Automated Measurement of Electrogenerated Redox Species Degradation Using Multiplexed Interdigitated Electrode Arrays

Characterizing the decomposition of electrogenerated species in solution is essential for applications involving electrosynthesis, homogeneous electrocatalysis, and energy storage with redox flow batteries. In this work, we present an automated, multiplexed, and highly robust platform for determining the rate constant of chemical reaction steps following electron transfer, known as the EC mechanism. We developed a generation-collection methodology based on microfabricated interdigitated electrode arrays (IDAs) with variable gap widths on a single device. Using a combination of finite-element simulations and statistical analysis of experimental data, our results show that the natural logarithm of collection efficiency is linear with respect to gap width, and this quantitative analysis is used to determine the decomposition rate constant of the electrogenerated species (k(c)).
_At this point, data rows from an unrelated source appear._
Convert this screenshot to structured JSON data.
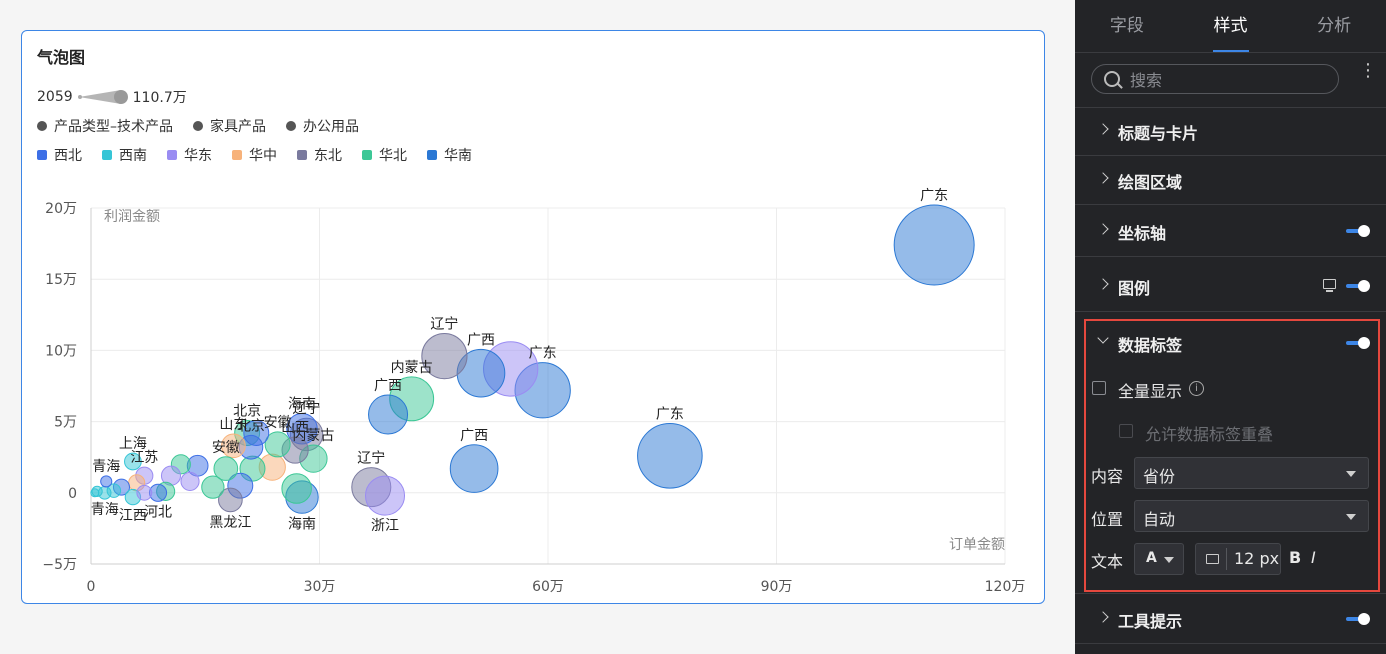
{
  "card": {
    "title": "气泡图",
    "size_legend": {
      "min": "2059",
      "max": "110.7万"
    },
    "shape_legend": [
      "产品类型–技术产品",
      "家具产品",
      "办公用品"
    ],
    "region_legend": [
      {
        "name": "西北",
        "color": "#3d6fe6"
      },
      {
        "name": "西南",
        "color": "#36c5d6"
      },
      {
        "name": "华东",
        "color": "#9a8cf2"
      },
      {
        "name": "华中",
        "color": "#f7b27a"
      },
      {
        "name": "东北",
        "color": "#7a7a9e"
      },
      {
        "name": "华北",
        "color": "#3cc796"
      },
      {
        "name": "华南",
        "color": "#2b78d4"
      }
    ]
  },
  "chart_data": {
    "type": "scatter",
    "xlabel": "订单金额",
    "ylabel": "利润金额",
    "xlim": [
      0,
      1200000
    ],
    "ylim": [
      -50000,
      200000
    ],
    "xticks": [
      {
        "value": 0,
        "label": "0"
      },
      {
        "value": 300000,
        "label": "30万"
      },
      {
        "value": 600000,
        "label": "60万"
      },
      {
        "value": 900000,
        "label": "90万"
      },
      {
        "value": 1200000,
        "label": "120万"
      }
    ],
    "yticks": [
      {
        "value": -50000,
        "label": "−5万"
      },
      {
        "value": 0,
        "label": "0"
      },
      {
        "value": 50000,
        "label": "5万"
      },
      {
        "value": 100000,
        "label": "10万"
      },
      {
        "value": 150000,
        "label": "15万"
      },
      {
        "value": 200000,
        "label": "20万"
      }
    ],
    "size_range": [
      2059,
      1107000
    ],
    "points": [
      {
        "x": 1107000,
        "y": 174000,
        "size": 1107000,
        "region": "华南",
        "label": "广东",
        "label_pos": "top"
      },
      {
        "x": 760000,
        "y": 26000,
        "size": 700000,
        "region": "华南",
        "label": "广东",
        "label_pos": "top"
      },
      {
        "x": 593000,
        "y": 72000,
        "size": 500000,
        "region": "华南",
        "label": "广东",
        "label_pos": "top"
      },
      {
        "x": 551000,
        "y": 87000,
        "size": 480000,
        "region": "华东",
        "label": "",
        "label_pos": "top"
      },
      {
        "x": 512000,
        "y": 84000,
        "size": 360000,
        "region": "华南",
        "label": "广西",
        "label_pos": "top"
      },
      {
        "x": 464000,
        "y": 96000,
        "size": 320000,
        "region": "东北",
        "label": "辽宁",
        "label_pos": "top"
      },
      {
        "x": 421000,
        "y": 66000,
        "size": 300000,
        "region": "华北",
        "label": "内蒙古",
        "label_pos": "top"
      },
      {
        "x": 390000,
        "y": 55000,
        "size": 230000,
        "region": "华南",
        "label": "广西",
        "label_pos": "top"
      },
      {
        "x": 503000,
        "y": 17000,
        "size": 360000,
        "region": "华南",
        "label": "广西",
        "label_pos": "top"
      },
      {
        "x": 368000,
        "y": 4000,
        "size": 230000,
        "region": "东北",
        "label": "辽宁",
        "label_pos": "top"
      },
      {
        "x": 386000,
        "y": -2000,
        "size": 230000,
        "region": "华东",
        "label": "浙江",
        "label_pos": "bottom"
      },
      {
        "x": 283000,
        "y": 41000,
        "size": 150000,
        "region": "东北",
        "label": "辽宁",
        "label_pos": "top"
      },
      {
        "x": 277000,
        "y": 45000,
        "size": 130000,
        "region": "西北",
        "label": "海南",
        "label_pos": "top"
      },
      {
        "x": 292000,
        "y": 24000,
        "size": 100000,
        "region": "华北",
        "label": "内蒙古",
        "label_pos": "top"
      },
      {
        "x": 270000,
        "y": 3000,
        "size": 120000,
        "region": "华北",
        "label": "",
        "label_pos": "top"
      },
      {
        "x": 277000,
        "y": -3000,
        "size": 150000,
        "region": "华南",
        "label": "海南",
        "label_pos": "bottom"
      },
      {
        "x": 268000,
        "y": 30000,
        "size": 90000,
        "region": "东北",
        "label": "山西",
        "label_pos": "top"
      },
      {
        "x": 245000,
        "y": 34000,
        "size": 80000,
        "region": "华北",
        "label": "安徽",
        "label_pos": "top"
      },
      {
        "x": 205000,
        "y": 42000,
        "size": 80000,
        "region": "华北",
        "label": "北京",
        "label_pos": "top"
      },
      {
        "x": 217000,
        "y": 42000,
        "size": 80000,
        "region": "西北",
        "label": "",
        "label_pos": "top"
      },
      {
        "x": 210000,
        "y": 32000,
        "size": 70000,
        "region": "西北",
        "label": "北京",
        "label_pos": "top"
      },
      {
        "x": 187000,
        "y": 33000,
        "size": 70000,
        "region": "华中",
        "label": "山东",
        "label_pos": "top"
      },
      {
        "x": 177000,
        "y": 17000,
        "size": 70000,
        "region": "华北",
        "label": "安徽",
        "label_pos": "top"
      },
      {
        "x": 238000,
        "y": 18000,
        "size": 90000,
        "region": "华中",
        "label": "",
        "label_pos": "top"
      },
      {
        "x": 212000,
        "y": 17000,
        "size": 80000,
        "region": "华北",
        "label": "",
        "label_pos": "top"
      },
      {
        "x": 196000,
        "y": 5000,
        "size": 80000,
        "region": "西北",
        "label": "",
        "label_pos": "top"
      },
      {
        "x": 183000,
        "y": -5000,
        "size": 70000,
        "region": "东北",
        "label": "黑龙江",
        "label_pos": "bottom"
      },
      {
        "x": 160000,
        "y": 4000,
        "size": 60000,
        "region": "华北",
        "label": "",
        "label_pos": "top"
      },
      {
        "x": 140000,
        "y": 19000,
        "size": 50000,
        "region": "西北",
        "label": "",
        "label_pos": "top"
      },
      {
        "x": 118000,
        "y": 20000,
        "size": 40000,
        "region": "华北",
        "label": "",
        "label_pos": "top"
      },
      {
        "x": 105000,
        "y": 12000,
        "size": 40000,
        "region": "华东",
        "label": "",
        "label_pos": "top"
      },
      {
        "x": 98000,
        "y": 1000,
        "size": 35000,
        "region": "华北",
        "label": "",
        "label_pos": "top"
      },
      {
        "x": 88000,
        "y": 0,
        "size": 30000,
        "region": "西北",
        "label": "河北",
        "label_pos": "bottom"
      },
      {
        "x": 70000,
        "y": 12000,
        "size": 30000,
        "region": "华东",
        "label": "江苏",
        "label_pos": "top"
      },
      {
        "x": 55000,
        "y": 22000,
        "size": 28000,
        "region": "西南",
        "label": "上海",
        "label_pos": "top"
      },
      {
        "x": 60000,
        "y": 7000,
        "size": 25000,
        "region": "华中",
        "label": "",
        "label_pos": "top"
      },
      {
        "x": 55000,
        "y": -3000,
        "size": 22000,
        "region": "西南",
        "label": "江西",
        "label_pos": "bottom"
      },
      {
        "x": 40000,
        "y": 4000,
        "size": 25000,
        "region": "西北",
        "label": "",
        "label_pos": "top"
      },
      {
        "x": 20000,
        "y": 8000,
        "size": 8000,
        "region": "西北",
        "label": "青海",
        "label_pos": "top"
      },
      {
        "x": 18000,
        "y": 0,
        "size": 12000,
        "region": "西南",
        "label": "青海",
        "label_pos": "bottom"
      },
      {
        "x": 8000,
        "y": 1000,
        "size": 6000,
        "region": "西南",
        "label": "",
        "label_pos": "top"
      },
      {
        "x": 30000,
        "y": 1500,
        "size": 15000,
        "region": "西南",
        "label": "",
        "label_pos": "top"
      },
      {
        "x": 5000,
        "y": 0,
        "size": 2059,
        "region": "西南",
        "label": "",
        "label_pos": "top"
      },
      {
        "x": 130000,
        "y": 8000,
        "size": 35000,
        "region": "华东",
        "label": "",
        "label_pos": "top"
      },
      {
        "x": 70000,
        "y": 0,
        "size": 20000,
        "region": "华东",
        "label": "",
        "label_pos": "top"
      }
    ]
  },
  "panel": {
    "tabs": [
      "字段",
      "样式",
      "分析"
    ],
    "active_tab": 1,
    "search_placeholder": "搜索",
    "sections": {
      "title_card": "标题与卡片",
      "plot_area": "绘图区域",
      "axis": "坐标轴",
      "legend": "图例",
      "data_label": "数据标签",
      "tooltip": "工具提示"
    },
    "data_label": {
      "show_all": "全量显示",
      "allow_overlap": "允许数据标签重叠",
      "content_label": "内容",
      "content_value": "省份",
      "position_label": "位置",
      "position_value": "自动",
      "text_label": "文本",
      "font_letter": "A",
      "font_size": "12 px",
      "bold": "B",
      "italic": "I"
    }
  }
}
The integrated IDA method is used in a series of experiments to measure k(c) values between similar to 0.01 and 100 s(-1) in aqueous and nonaqueous solvents and at concentrations as high as 0.5 M of the redox-active species, conditions that are challenging to address using standard methods based on conventional macroelectrodes. The versatility of our approach allows for characterization of a wide range of reactions including intermolecular cyclization, hydrolysis, and the decomposition of candidate molecules for redox flow batteries at variable concentration and water content. Overall, this new experimental platform presents a straightforward automated method to assess the degradation of redox species in solution with sufficient flexibility to enable high-throughput workflows.

Automated summary

In this study, a novel platform is developed for determining the rate constant of chemical reactions in solution. The platform uses microfabricated interdigitated electrode arrays (IDAs) with variable gap widths to achieve automated, multiplexed, and robust measurements. The results show that the natural logarithm of collection efficiency is linear with respect to gap width, enabling the determination of the decomposition rate constant of electrogenerated species. The platform allows for the characterization of a wide range of reactions under various conditions and can be applied in high-throughput workflows.